Classically, 7 transmembrane receptors transduce extracellular signals by coupling to heterotrimeric G proteins, although recent in vitro studies have clearly demonstrated that they can also signal via G protein–independent mechanisms. However, the physiologic consequences of this unconventional signaling, particularly in vivo, have not been explored. In this issue of the JCI, Zhai et al. demonstrate in vivo effects of G protein–independent signaling by the angiotensin II type 1 receptor (AT1R). In studies of the mouse heart, they compare the physiologic and biochemical consequences of transgenic cardiac-specific overexpression of a mutant AT1R incapable of G protein coupling with those of a wild-type receptor. Their results not only provide the first glimpse of the physiologic effects of this newly appreciated mode of signaling but also provide important and previously unappreciated clues as to the underlying molecular mechanisms.

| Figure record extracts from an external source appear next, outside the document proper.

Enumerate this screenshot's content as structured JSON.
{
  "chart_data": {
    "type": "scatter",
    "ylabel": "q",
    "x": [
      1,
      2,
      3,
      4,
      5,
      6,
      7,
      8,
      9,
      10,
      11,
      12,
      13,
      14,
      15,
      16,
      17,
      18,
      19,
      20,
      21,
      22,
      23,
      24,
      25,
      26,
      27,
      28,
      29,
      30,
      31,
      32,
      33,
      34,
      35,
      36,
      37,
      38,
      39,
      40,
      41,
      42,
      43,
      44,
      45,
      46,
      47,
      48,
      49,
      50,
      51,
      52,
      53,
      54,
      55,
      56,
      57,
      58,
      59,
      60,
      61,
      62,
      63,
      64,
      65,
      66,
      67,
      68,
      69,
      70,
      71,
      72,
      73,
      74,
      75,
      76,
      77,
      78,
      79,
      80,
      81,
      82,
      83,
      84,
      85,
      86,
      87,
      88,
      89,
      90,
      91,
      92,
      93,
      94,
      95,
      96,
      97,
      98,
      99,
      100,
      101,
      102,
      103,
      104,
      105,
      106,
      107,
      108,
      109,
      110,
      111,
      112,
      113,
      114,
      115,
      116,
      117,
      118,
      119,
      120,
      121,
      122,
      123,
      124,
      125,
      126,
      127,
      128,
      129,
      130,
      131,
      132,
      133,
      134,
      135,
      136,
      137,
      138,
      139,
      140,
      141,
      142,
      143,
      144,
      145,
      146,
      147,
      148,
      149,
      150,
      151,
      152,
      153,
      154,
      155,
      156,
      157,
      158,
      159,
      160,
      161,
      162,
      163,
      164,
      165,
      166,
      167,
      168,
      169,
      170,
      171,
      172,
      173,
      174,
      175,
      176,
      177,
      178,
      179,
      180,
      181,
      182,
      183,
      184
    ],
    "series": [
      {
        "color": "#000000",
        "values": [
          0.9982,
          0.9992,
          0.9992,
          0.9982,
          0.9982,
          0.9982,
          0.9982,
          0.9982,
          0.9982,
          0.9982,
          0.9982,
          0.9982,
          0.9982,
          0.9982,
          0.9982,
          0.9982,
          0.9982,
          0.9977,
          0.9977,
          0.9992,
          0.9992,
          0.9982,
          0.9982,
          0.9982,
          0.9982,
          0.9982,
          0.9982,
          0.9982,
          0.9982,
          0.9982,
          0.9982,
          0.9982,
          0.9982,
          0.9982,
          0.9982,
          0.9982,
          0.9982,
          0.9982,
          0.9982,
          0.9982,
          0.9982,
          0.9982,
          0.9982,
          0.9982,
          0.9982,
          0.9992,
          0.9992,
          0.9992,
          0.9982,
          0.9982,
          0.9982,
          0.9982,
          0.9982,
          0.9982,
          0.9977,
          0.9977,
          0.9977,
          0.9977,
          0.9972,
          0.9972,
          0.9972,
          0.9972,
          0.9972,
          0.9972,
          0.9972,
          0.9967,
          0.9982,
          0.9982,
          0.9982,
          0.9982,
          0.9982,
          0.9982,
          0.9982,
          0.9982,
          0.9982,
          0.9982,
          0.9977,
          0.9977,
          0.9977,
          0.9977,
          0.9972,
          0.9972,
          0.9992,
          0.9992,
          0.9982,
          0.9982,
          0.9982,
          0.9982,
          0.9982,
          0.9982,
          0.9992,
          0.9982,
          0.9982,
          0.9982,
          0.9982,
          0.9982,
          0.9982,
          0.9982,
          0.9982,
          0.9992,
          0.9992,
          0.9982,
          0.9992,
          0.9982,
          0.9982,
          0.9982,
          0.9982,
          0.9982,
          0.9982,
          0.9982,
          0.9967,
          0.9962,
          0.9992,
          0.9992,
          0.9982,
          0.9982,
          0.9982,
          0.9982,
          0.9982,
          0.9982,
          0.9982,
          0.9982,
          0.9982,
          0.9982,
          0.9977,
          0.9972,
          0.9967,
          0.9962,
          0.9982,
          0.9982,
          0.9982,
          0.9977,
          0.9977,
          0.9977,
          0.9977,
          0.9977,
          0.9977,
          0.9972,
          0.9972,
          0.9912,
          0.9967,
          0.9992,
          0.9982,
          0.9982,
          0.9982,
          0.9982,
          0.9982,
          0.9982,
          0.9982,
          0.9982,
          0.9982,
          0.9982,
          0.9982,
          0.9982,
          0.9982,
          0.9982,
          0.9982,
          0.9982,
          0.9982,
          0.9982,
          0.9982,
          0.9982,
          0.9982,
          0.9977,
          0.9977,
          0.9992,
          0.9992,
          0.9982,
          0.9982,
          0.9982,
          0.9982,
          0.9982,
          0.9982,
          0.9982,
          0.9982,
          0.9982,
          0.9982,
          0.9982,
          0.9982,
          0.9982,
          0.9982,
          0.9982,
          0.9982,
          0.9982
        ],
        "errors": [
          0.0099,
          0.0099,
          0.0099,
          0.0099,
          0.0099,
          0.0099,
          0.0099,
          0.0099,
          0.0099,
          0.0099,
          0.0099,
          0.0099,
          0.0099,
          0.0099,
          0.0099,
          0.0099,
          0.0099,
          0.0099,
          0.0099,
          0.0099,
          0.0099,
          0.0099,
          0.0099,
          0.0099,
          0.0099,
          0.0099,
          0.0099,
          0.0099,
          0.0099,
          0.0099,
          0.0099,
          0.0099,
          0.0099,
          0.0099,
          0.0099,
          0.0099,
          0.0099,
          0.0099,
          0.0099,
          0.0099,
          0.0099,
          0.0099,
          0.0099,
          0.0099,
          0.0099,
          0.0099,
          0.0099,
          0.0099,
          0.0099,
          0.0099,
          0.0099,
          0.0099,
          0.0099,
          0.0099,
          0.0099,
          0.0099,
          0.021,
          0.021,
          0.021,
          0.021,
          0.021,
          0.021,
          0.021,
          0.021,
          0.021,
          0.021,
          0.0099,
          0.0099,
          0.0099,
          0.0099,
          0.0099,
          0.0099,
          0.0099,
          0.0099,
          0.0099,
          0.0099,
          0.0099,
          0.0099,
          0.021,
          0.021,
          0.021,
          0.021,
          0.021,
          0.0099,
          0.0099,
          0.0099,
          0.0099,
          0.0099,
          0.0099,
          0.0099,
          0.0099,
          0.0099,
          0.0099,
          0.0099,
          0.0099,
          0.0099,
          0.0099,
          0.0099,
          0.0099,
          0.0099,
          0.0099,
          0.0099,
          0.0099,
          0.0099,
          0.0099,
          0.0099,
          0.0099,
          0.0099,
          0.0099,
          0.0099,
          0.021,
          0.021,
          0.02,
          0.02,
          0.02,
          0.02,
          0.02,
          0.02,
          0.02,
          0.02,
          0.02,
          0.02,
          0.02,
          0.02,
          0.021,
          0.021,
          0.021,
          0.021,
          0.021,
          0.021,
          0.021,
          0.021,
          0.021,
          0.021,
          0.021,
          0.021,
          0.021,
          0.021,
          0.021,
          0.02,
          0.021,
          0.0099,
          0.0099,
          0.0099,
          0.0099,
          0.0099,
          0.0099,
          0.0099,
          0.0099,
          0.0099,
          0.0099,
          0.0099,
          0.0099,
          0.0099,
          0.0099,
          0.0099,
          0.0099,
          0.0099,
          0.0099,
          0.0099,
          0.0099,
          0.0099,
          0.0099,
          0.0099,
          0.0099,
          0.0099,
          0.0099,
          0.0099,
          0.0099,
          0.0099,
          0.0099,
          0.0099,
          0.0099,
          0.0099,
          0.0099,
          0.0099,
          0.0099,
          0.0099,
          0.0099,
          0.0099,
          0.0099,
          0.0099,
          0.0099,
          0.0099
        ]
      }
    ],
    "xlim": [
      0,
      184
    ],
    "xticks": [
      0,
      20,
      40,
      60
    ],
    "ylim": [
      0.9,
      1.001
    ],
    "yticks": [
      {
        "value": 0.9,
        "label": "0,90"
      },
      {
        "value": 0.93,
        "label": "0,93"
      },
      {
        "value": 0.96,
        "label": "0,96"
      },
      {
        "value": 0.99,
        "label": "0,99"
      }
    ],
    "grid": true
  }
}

All vital physiologic functions of higher-order animals are critically regulated by signal transduction through 7 transmembrane receptors (7TMRs), which in the in vivo context has traditionally been understood to be mediated via heterotrimeric G proteins and downstream second-messenger molecules (1). However, for a number of years, biochemical and cellular studies have suggested that some aspects of 7TMR-mediated signaling apparently occur independently of G protein activation (2). Yet, the physiologic and/or pathophysiologic roles that such novel mechanisms of signal transduction play in vivo are unknown.